Os médicos estão propondo uma “revisão radical” de como a obesidade é diagnosticada em todo o mundo em meio a preocupa que a confiança no índice de massa corporal pode estar fazendo com que milhões de pessoas sejam diagnosticadas incorretamente.

Pensa-se que mais de mil milhões de pessoas vivem com a doença que durante décadas foi diagnosticada através da medição do IMC de uma pessoa (a sua relação entre altura e peso) para estimar a quantidade de excesso de gordura corporal que possui.

No entanto, existem receios de que o IMC por si só não seja uma “medida fiável” da saúde de um indivíduo e possa resultar num sub e sobre diagnóstico da obesidade, com “consequências negativas” para as pessoas afectadas e para a sociedade em geral.

Dezenas dos principais especialistas mundiais de uma ampla gama de especialidades médicas – incluindo endocrinologia, medicina interna, cirurgia, biologia, nutrição e saúde pública – apelam agora a uma “reformulação” da doença que está a causar grandes danos em todos os continentes e a custar bilhões de países.

Depender apenas do IMC é “ineficaz” porque não é uma medida direta da gordura, não reflete a distribuição da gordura pelo corpo e não fornece informações sobre a saúde de uma pessoa, de acordo com um relatório publicado pelos especialistas na revista Lancet Diabetes and Endocrinology.

A mudança proposta, endossada por mais de 75 organizações médicas em todo o mundo, apresenta novas formas de diagnosticar a obesidade com base em outras medidas de excesso de gordura corporal além do IMC, como a relação cintura-quadril ou a relação cintura-quadril. proporção de altura, bem como sinais e sintomas objetivos de problemas de saúde.

Neste momento, algumas pessoas com excesso de gordura corporal não têm um IMC que indique que vivem com obesidade, o que significa que problemas de saúde potencialmente graves passam despercebidos e não são tratados.

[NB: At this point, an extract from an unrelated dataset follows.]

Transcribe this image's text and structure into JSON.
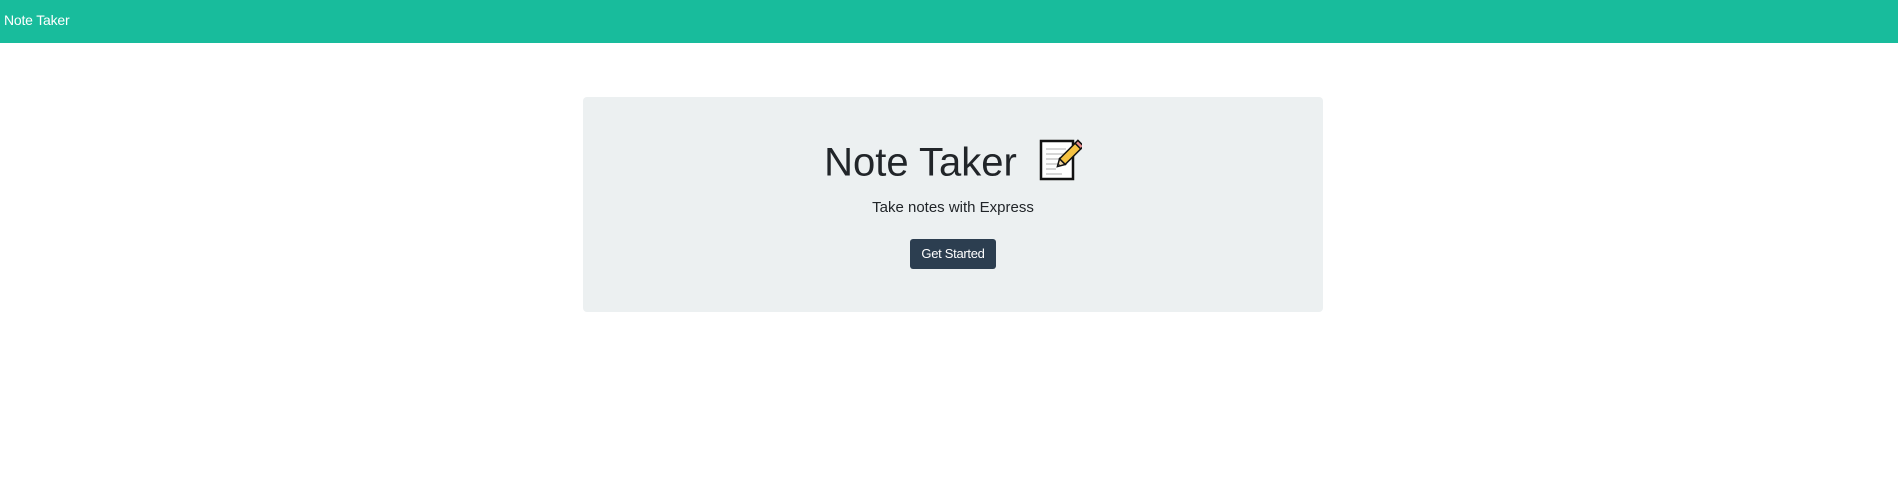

Ao mesmo tempo, outras pessoas com IMC elevado podem ser diagnosticadas com obesidade, apesar de manterem funções normais dos órgãos e do corpo, sem sinais ou sintomas de doença contínua.

O professor Francesco Rubino, presidente da comissão Lancet que produziu o relatório, disse que as mudanças proporcionariam uma oportunidade para os sistemas de saúde em todo o mundo adoptarem uma definição universal e clinicamente relevante de obesidade e um método mais preciso para o seu diagnóstico.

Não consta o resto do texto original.